Это дало мне передышку. Направляясь в суд, я был абсолютно уверен, что нам предстоит еще как минимум одна, заключительная схватка: по поводу свидетельства, объясняющего присутствие машины «Винг Натс» в гараже, или, возможно, начальник Дрисколла станет чернить его, или, вероятно даже, у обвинения найдется эксперт по ипотечным делам, который рискнет опровергать утверждения Аронсон. Но — ничего. Фриман свернула свою лагерную палатку.
Она решила сделать ставку на кровь. Удалось мне украсть у нее апофеоз ее «Болеро» или нет, она собиралась опереться на самый неопровержимый аспект всего процесса: на кровь.
Судья Перри распустил суд до обеда, поэтому стороны могли поработать над своими заключительными речами, а он сам — удалиться к себе в кабинет и подумать над наставлением присяжным — последним инструктажем, которым они должны руководствоваться в ходе обсуждения вердикта.
Я позвонил Рохасу и велел ему отвезти меня в «Делано». Мне не хотелось возвращаться в контору. Там слишком много отвлекающих факторов. Расположившись на заднем сиденье «линкольна», я разложил на нем свои папки и записи. Вот где мне легче всего думалось и где я мог наилучшим образом подготовиться к финалу.
Ровно в час заседание суда возобновилось.
Как и во всем остальном, в порядке произнесения заключительных речей система уголовного правосудия предоставляет преимущество государству. Обвинитель выступает первым и последним, защите оставляется середина.
Фриман, судя по всему, избрала обычный обвинительный формат: сначала возвести здание на фундаменте фактов, а затем дергать за ниточки эмоций.

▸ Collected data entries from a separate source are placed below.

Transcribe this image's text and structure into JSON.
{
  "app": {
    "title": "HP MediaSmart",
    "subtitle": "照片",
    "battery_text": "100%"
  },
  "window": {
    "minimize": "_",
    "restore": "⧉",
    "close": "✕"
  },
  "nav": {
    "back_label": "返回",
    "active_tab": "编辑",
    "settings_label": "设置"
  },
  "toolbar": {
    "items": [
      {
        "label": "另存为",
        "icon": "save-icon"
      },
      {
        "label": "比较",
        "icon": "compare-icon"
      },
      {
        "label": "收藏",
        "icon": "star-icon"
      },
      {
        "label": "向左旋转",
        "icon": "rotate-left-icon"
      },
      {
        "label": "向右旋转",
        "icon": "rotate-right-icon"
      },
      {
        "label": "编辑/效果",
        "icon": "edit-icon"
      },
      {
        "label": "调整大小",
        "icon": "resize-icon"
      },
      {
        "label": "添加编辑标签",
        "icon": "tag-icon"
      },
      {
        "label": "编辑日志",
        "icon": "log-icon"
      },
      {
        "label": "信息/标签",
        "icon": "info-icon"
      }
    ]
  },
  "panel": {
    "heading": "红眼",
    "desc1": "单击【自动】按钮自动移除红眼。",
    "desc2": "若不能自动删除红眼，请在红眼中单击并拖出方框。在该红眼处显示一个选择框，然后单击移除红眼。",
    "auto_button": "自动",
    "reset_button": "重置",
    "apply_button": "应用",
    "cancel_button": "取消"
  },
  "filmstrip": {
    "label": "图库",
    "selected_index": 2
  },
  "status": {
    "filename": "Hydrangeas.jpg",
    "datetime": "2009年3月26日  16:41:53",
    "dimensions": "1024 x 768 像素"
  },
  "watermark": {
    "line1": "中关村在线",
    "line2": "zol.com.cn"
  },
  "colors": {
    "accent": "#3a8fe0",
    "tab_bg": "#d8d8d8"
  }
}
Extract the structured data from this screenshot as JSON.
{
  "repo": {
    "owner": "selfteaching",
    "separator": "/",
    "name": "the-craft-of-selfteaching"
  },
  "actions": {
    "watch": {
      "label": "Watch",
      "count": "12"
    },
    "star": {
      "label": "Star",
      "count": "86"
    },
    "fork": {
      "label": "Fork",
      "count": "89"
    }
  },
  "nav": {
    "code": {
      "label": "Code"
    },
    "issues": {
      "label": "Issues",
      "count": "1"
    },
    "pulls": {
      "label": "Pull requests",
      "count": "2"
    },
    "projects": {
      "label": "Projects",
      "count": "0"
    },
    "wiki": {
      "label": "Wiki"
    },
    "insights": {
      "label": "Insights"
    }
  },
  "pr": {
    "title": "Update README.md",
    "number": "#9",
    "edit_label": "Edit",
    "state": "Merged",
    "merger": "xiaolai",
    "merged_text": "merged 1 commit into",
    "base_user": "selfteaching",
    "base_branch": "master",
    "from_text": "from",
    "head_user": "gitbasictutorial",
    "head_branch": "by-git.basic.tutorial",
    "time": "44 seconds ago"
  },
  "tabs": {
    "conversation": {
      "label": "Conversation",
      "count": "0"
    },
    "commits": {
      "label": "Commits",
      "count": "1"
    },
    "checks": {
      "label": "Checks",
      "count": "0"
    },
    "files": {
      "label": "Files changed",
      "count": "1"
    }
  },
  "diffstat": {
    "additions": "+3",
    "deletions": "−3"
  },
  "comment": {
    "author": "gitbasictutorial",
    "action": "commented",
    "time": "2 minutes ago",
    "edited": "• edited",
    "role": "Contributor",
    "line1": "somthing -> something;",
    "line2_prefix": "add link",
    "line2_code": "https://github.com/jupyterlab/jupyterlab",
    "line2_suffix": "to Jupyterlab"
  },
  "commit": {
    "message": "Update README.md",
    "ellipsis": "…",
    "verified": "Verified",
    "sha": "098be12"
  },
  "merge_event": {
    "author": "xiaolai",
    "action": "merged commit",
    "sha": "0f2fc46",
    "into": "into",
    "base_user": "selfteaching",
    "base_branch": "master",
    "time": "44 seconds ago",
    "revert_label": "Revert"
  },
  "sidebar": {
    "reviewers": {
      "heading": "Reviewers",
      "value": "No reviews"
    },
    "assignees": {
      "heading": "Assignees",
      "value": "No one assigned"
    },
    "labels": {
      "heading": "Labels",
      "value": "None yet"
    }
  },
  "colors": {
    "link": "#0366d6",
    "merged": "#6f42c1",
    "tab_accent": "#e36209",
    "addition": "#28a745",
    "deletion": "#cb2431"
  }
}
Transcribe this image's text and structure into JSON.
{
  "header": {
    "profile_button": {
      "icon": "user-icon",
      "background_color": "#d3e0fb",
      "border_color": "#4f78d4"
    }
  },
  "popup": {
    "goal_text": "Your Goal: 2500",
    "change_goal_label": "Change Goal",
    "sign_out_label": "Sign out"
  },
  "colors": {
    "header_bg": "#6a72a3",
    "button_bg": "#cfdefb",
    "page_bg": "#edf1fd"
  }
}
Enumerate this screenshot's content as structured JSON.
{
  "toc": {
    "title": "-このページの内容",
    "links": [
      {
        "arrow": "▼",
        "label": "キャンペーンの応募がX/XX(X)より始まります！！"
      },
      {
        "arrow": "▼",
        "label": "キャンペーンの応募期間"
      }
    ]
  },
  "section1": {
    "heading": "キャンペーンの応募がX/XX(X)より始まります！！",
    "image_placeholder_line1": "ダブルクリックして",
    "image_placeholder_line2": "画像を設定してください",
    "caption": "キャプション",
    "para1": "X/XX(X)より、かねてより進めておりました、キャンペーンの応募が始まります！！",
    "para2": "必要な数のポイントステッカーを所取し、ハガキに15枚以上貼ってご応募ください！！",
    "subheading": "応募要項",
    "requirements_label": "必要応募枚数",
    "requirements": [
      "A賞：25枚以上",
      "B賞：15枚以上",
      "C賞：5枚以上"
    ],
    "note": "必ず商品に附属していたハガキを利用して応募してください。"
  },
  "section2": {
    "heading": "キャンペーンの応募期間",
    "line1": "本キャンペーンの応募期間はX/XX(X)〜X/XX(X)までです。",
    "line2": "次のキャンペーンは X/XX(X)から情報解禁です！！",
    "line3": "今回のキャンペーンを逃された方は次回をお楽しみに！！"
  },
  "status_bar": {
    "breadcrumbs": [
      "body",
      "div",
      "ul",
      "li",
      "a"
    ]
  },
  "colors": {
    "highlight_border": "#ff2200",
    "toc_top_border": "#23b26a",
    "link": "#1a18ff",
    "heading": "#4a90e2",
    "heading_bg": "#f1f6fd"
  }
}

Кирпич за кирпичом она выстраивала улики против Лайзы Треммел, не упуская ничего из того, что было представлено или хотя бы упомянуто в ходе процесса. Изложение было сухим, но насыщенным. Соединив средства и мотив, она скрепила все кровью: молоток, туфли, неопровержимый результат анализа ДНК.
— Я говорила вам в начале процесса, что решающее слово скажет кровь. И она его сказала. Можно не принимать в расчет все остальное, свидетельства крови и так достаточно, чтобы отбросить любые сомнения в виновности подсудимой. Я уверена, что, прислушавшись к голосу собственной совести, вы так и сделаете.
Она села, наступил мой черед. Я встал прямо перед ложей присяжных, чтобы обращаться к каждому из двенадцати непосредственно. Однако стоял я там не один. С предварительного разрешения судьи, я поставил рядом с собой Мэнни. Верный помощник доктора Шамирам Арсланян стоял, выпрямив спину, с молотком, прикрепленным к макушке, и головой, запрокинутой под углом, который был бы необходим, чтобы Лайза Треммел могла нанести роковой удар.
— Дамы и господа, члены жюри, — начал я, — у меня хорошая новость. К концу сегодняшнего дня все мы покинем этот зал и вернемся к своей нормальной жизни. Я благодарю вас за терпение и внимание, с которым вы участвовали в этом процессе. Я благодарю вас за вдумчивое отношение к представленным на ваш суд уликам и не собираюсь злоупотреблять вашим временем, потому что хочу, чтобы вы как можно скорей оказались дома. Сегодняшний день не будет трудным. И он не будет долгим. Вердикт по делу, которое мы рассматриваем, с моей точки зрения, может оказаться из тех, которые я называю «пятиминутными». Разумные основания для сомнений в предъявленном обвинении настолько очевидны, что единогласный вердикт, я уверен, будет вынесен вами при первом же голосовании.